Perhaps not even in the 60’s. The benefit of reducing the stress tensor components from 6 to 3 does not exist because all components are currently computed and the benefit of imposing Plane stress regardless of the user’s boundary conditions and thickness doesn’t seem properly enforced.
I don’t know if I overlooked something but I don’t see any difference with an ordinary 3D shell calculation where the user must carefully ensure the Plane Stress by himself with appropriate boundary conditions and small thicknesses.

I have modified a previous post of mine because the figure shown in jbr’s pdf would not imply Plane Stress conditions in ccx either.

I find ccx approach consistent. However I miss some remarks in the manual relative to this and maybe in the output Szz could be just set = 0. to avoid confusions.
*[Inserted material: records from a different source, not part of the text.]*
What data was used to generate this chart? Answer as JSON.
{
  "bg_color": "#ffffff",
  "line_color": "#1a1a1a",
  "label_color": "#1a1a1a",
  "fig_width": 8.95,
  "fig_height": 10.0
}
I’m certain Guido had valid reasons for this design choice at the outset of CCX. Perhaps, initially, there wasn’t a plan to incorporate 1D & 2D simplifications. To begin with, opting for volume elements like hexahedra & tetrahedra likely streamlined the coding process compared to managing numerous elements with varying degrees of freedom, among other complexities. As far as I can recall, his book primarily covers the volume elements.
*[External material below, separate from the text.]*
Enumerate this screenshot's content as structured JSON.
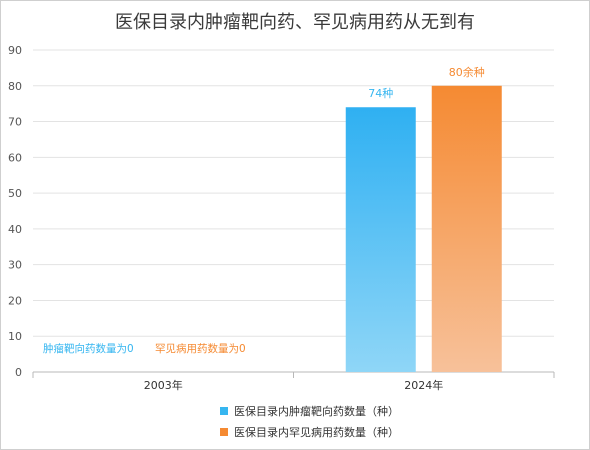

It could be beneficial to provide more clarity in the manual regarding expansions, MPCs/SPCs, and boundary conditions to preempt future queries.

From my pont of view that could be really confussing and misleading. I personally have a better understanding of CPS4 now thanks to the fact that it delivers szz different from =0. It’s telling that one must pay more attention to BC to fullfill Plane Stress condition.

Note my first reaction to the post was calling attention to the fact that something squeaks when a user chooses an element of plane stress together with an inappropriate thickness and a fixed BC at the base. If CPS is basically a 3D element, I would accept it with its limitations and advantages but never altering or manually changing the results.

Agree.

Maybe we can add a warning to the output when certain elements are used to inform the user what to expect and to ensure they are not applying BCs in certain directions. But again, the user should also read the manual and understand that before running simulations naïvely.